Don’t look for external validation
- It’s crucial to be aware of your surroundings and have conversations with your leadership about your interests and goals. Even if your current job may not provide opportunities, building relationships or learning new skills can be valuable. Don’t forget to enjoy your work and life.
- To have a fulfilling career, it’s important to prioritize your own values over external validation. Take the time to evaluate what truly matters to you and use it as a guide for career decisions.
- Coaching can be a valuable tool, but it’s important to determine if it’s necessary for your specific goals. Seeking out a community with diverse perspectives can often provide more robust learning opportunities and lasting emotional support.
The importance of coaching
- Coaching can help individuals achieve long-term or sensitive goals with guidance and frameworks. It’s important to find a coach that suits your learning style and understands your personal goals, as different coaches specialize in different areas.
- Working with coaches on a shorter-term basis for niche skills can be helpful to achieve specific goals. Women in leadership in Silicon Valley should address potential biases triggered by physical appearances or other factors and work to fix them.
- To succeed as a woman in the tech industry, it’s important to understand and adapt to unwritten rules. By studying the industry, supporting each other, and calling out these rules, women can position themselves for success.
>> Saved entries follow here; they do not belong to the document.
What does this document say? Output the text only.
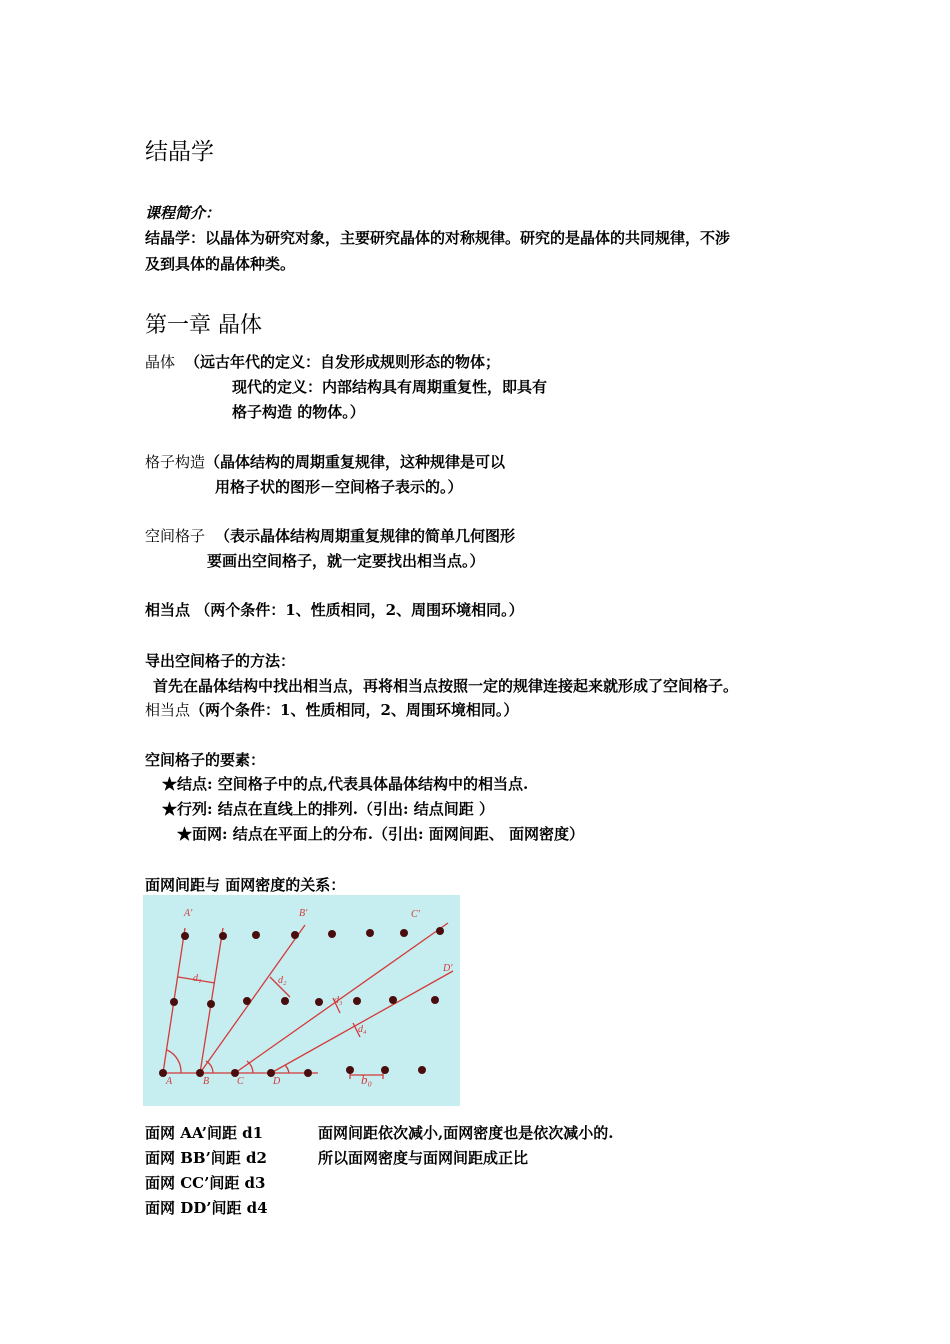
结晶学
课程简介：
结晶学：以晶体为研究对象，主要研究晶体的对称规律。研究的是晶体的共同规律，不涉
及到具体的晶体种类。
第一章 晶体
晶体 （远古年代的定义：自发形成规则形态的物体；
现代的定义：内部结构具有周期重复性，即具有
格子构造 的物体。）
格子构造（晶体结构的周期重复规律，这种规律是可以
用格子状的图形－空间格子表示的。）
空间格子 （表示晶体结构周期重复规律的简单几何图形
要画出空间格子，就一定要找出相当点。）
相当点 （两个条件：1、性质相同，2、周围环境相同。）
导出空间格子的方法：
首先在晶体结构中找出相当点，再将相当点按照一定的规律连接起来就形成了空间格子。
相当点（两个条件：1、性质相同，2、周围环境相同。）
空间格子的要素：
★结点: 空间格子中的点,代表具体晶体结构中的相当点.
★行列: 结点在直线上的排列.（引出: 结点间距 ）
★面网: 结点在平面上的分布.（引出: 面网间距、 面网密度）
面网间距与 面网密度的关系：
A'	B'	C'
D'
A	B	C	D
d₁	d₂
d₃
d₄
b₀
面网 AA’间距 d1
面网 BB’间距 d2
面网 CC’间距 d3
面网 DD’间距 d4
面网间距依次减小,面网密度也是依次减小的.
所以面网密度与面网间距成正比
Communicate and resolve conflicts
Consistent and intentional practice is necessary to improve skills and advance in careers. Identifying weaknesses and pushing through discomfort is crucial. Persistence can lead to significant growth and networking opportunities.
Starting a business with a partner requires complementary skill sets, open communication, and the ability to engage in constructive conflict resolution. Focus on problem-solving and consider reading Persuasion by Robert Cialdini for valuable insight.
Identify one important task to do the night before and spend just five minutes on it the next day. This small step can lead to an hour of work and a sense of accomplishment, making it easier to tackle other tasks.
How curiosity loops can improve decision making
Curiosity loops are a structured approach to gathering advice and feedback on specific topics or decisions. To use curiosity loops, start by asking a specific, unbiased question that solicits rationale. Then curate who you ask, including subject-matter experts and those who know you well.
This approach can be used in heavyweight ways, like sending an email and making a document, or in a lightweight way by making it an ongoing theme of what you’re curious about as you interact with people. Curiosity loops are particularly useful because they contextualize advice and help fight against bad or unhelpful guidance, leading to better decision-making.
Importance of being intentional in career path and continuous growth
Being intentional about your career path and continuously optimizing your experiences is important. Instead of focusing solely on job titles or promotions, seek opportunities that will help you learn and gain new skills, even if it means stepping outside of your comfort zone.
Don’t be afraid to explore different career paths, as diverse experiences can make you a valuable asset to future employers. Additionally, it is important to be aware of and avoid getting stuck in a job or situation that makes you uncomfortable or unhappy, as this can lead to complacency and a lack of growth.
Aligning your career with your inner scorecard
When making career decisions, it’s important to be intentional about what truly matters to you and align your work with your values. It’s easy to fall into the trap of pursuing a job that looks good on a resume or satisfies the expectations of others but doesn’t bring personal fulfillment or align with your inner scorecard.
Taking the time to evaluate your values and using them as a guide for career decisions can lead to a more meaningful and satisfying career path. It’s important to avoid the ego monster or “outer scorecard” and focus on what truly matters to you.